Akash visits the same places that he had gone with Shalini.

In Tanhayee, Akash’s inner turmoil mirrors his external surroundings. He is the only one who is still and lost in his thoughts while surrounded by people who are going on with their lives. The city feels strange to him, and his life has come to a halt. Time has stopped for him, but for others, it has fastened its pace. His outward silence contrasts with his inner upheaval. He is chasing the shadows of his past. He walks through lifeless places, such as the cemetery. He is often seen on edge, sitting on the edges near heights and waves—like his own life is on edge. He is running but cannot escape. He is eating but is not satiated. He is hearing but is not discerning. He is waiting for a train but is not going anywhere.

Akash and Shalini in similar positions.

Akash never believed in love and did not get as to why people fall in love. But he ends up falling in love with Shalini, who is getting married to someone else. It is the first time he has felt feelings of what true love could be like, which is enduring and not like his affairs that lasted for two weeks. He also saw Shalini’s face in his inner conscience during the opera when he closed his eyes to know about the person whom he loves. He has changed from the person he was earlier. And, it is love that has brought this change in him. Akash and Sid fell out because of Akash’s inability to comprehend Sid’s feelings for Tara. Akash believed love was lust. In his parting words, Sid had warned Akash that only when he will fall in love someday will he empathize with Sid’s predicament.
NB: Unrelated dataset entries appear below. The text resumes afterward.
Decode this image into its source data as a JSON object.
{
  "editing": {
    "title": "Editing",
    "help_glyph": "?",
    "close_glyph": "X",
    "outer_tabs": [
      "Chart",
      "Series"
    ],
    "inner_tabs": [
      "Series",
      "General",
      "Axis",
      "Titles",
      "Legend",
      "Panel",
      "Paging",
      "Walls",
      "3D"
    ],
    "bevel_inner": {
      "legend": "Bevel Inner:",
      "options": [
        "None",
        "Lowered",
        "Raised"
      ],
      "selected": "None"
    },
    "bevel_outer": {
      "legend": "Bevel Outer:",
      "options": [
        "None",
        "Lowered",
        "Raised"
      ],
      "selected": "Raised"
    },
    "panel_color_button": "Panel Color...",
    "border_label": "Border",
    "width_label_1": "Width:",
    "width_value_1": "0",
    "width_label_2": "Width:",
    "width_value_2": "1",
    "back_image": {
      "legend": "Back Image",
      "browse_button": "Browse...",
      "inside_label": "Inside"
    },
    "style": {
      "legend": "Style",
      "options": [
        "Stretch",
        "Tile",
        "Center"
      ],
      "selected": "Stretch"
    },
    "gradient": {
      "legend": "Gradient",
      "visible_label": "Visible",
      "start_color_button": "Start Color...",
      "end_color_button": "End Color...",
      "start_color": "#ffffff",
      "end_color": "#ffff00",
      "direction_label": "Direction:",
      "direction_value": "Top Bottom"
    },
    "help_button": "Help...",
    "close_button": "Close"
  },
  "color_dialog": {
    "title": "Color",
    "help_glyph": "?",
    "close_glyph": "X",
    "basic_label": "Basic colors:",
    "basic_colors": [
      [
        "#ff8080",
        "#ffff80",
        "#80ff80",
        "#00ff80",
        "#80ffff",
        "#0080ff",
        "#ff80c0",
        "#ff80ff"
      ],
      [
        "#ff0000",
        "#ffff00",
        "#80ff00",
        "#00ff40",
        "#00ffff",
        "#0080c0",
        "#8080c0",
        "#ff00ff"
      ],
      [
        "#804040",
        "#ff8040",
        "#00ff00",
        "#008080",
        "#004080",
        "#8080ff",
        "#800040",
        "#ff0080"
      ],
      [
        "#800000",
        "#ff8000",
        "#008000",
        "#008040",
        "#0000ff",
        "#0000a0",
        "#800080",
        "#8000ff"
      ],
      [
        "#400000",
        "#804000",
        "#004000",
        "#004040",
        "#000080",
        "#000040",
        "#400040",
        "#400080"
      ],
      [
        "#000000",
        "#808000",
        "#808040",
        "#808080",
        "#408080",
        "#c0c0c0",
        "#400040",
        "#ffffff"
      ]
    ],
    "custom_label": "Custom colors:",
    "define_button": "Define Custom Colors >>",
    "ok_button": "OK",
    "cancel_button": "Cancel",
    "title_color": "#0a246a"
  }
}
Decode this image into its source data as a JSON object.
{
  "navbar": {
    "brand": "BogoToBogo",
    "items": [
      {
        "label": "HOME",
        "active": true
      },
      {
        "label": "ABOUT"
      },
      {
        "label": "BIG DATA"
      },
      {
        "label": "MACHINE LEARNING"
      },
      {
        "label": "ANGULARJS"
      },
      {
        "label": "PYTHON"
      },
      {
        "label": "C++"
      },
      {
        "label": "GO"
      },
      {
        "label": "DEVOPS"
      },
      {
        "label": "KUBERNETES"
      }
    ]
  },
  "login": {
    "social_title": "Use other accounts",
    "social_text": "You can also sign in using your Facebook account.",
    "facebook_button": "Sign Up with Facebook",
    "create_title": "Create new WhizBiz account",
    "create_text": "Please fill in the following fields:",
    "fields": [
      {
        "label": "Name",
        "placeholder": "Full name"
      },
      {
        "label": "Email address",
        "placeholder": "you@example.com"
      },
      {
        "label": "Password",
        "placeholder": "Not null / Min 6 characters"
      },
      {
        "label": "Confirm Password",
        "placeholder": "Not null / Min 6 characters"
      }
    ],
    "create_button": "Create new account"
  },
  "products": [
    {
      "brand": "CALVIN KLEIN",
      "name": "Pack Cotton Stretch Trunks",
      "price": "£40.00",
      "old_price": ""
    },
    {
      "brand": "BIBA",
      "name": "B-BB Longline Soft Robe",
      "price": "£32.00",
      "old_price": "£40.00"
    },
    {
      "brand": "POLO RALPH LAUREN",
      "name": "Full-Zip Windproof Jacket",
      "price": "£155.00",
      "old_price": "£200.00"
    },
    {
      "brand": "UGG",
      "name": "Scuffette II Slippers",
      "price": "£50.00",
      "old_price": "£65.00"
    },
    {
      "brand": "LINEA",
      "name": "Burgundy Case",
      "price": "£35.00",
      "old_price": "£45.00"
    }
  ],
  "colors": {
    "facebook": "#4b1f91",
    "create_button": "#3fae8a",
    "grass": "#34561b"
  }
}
Akash finally understood what Sid told him earlier that when love happens, it does not occur by thinking. It just happens, without an invitation, without any rationality. After Tanhayee ends, an inconsolable Akash inadvertently calls Sid instead of Sameer. Maybe something inside him was trying to make him remember Sid’s words.

Shalini, too, is shown to share this sense of loneliness in Tanhayee. She leaves for India along with Rohit. Before she boards the flight at the airport, she pauses and looks back, hoping to get her filmy airport ending. As it often happens in films, the hero stops his lover from boarding the flight just in the nick of time. But Akash is nowhere to be found. Shalini goes ahead. Moments later in the song, she is feeling cold, missing the warmth of Akash’s jacket. Like Akash, she is also sitting on the edge, playing with her engagement ring, unable to display the courage to throw it away. She is trapped, sitting by herself in the house where the window is nothing but a cage.

Shalini is in a cage.

Early in the film, Shalini and Akash had watched a romantic movie together. Shalini is in a somber mood after the movie. Akash, in his usual Akash-ian way, mocks Shalini for her emotional investment in films. He ridicules the whole premise of romantic films. He says, “Bhai, in love stories ke liye to bahut dimaag chahiye, woh yahan baithi aasun bahan rahi hai, woh vahan baitha aahen bhar raha hai.” Akash, who scoffs at the predicament of lovelorn characters, undergoes the exact same state later in the movie. And, funnily, he would be the one crying for love, and Shalini is the one who sighs, as seen in Tanhayee. Of all the three friends, he gets the filmiest ending where he confesses his love in front of three hundred people and, that too, at someone else’s wedding. Films, like life, find a way of getting back at those who try to mock it.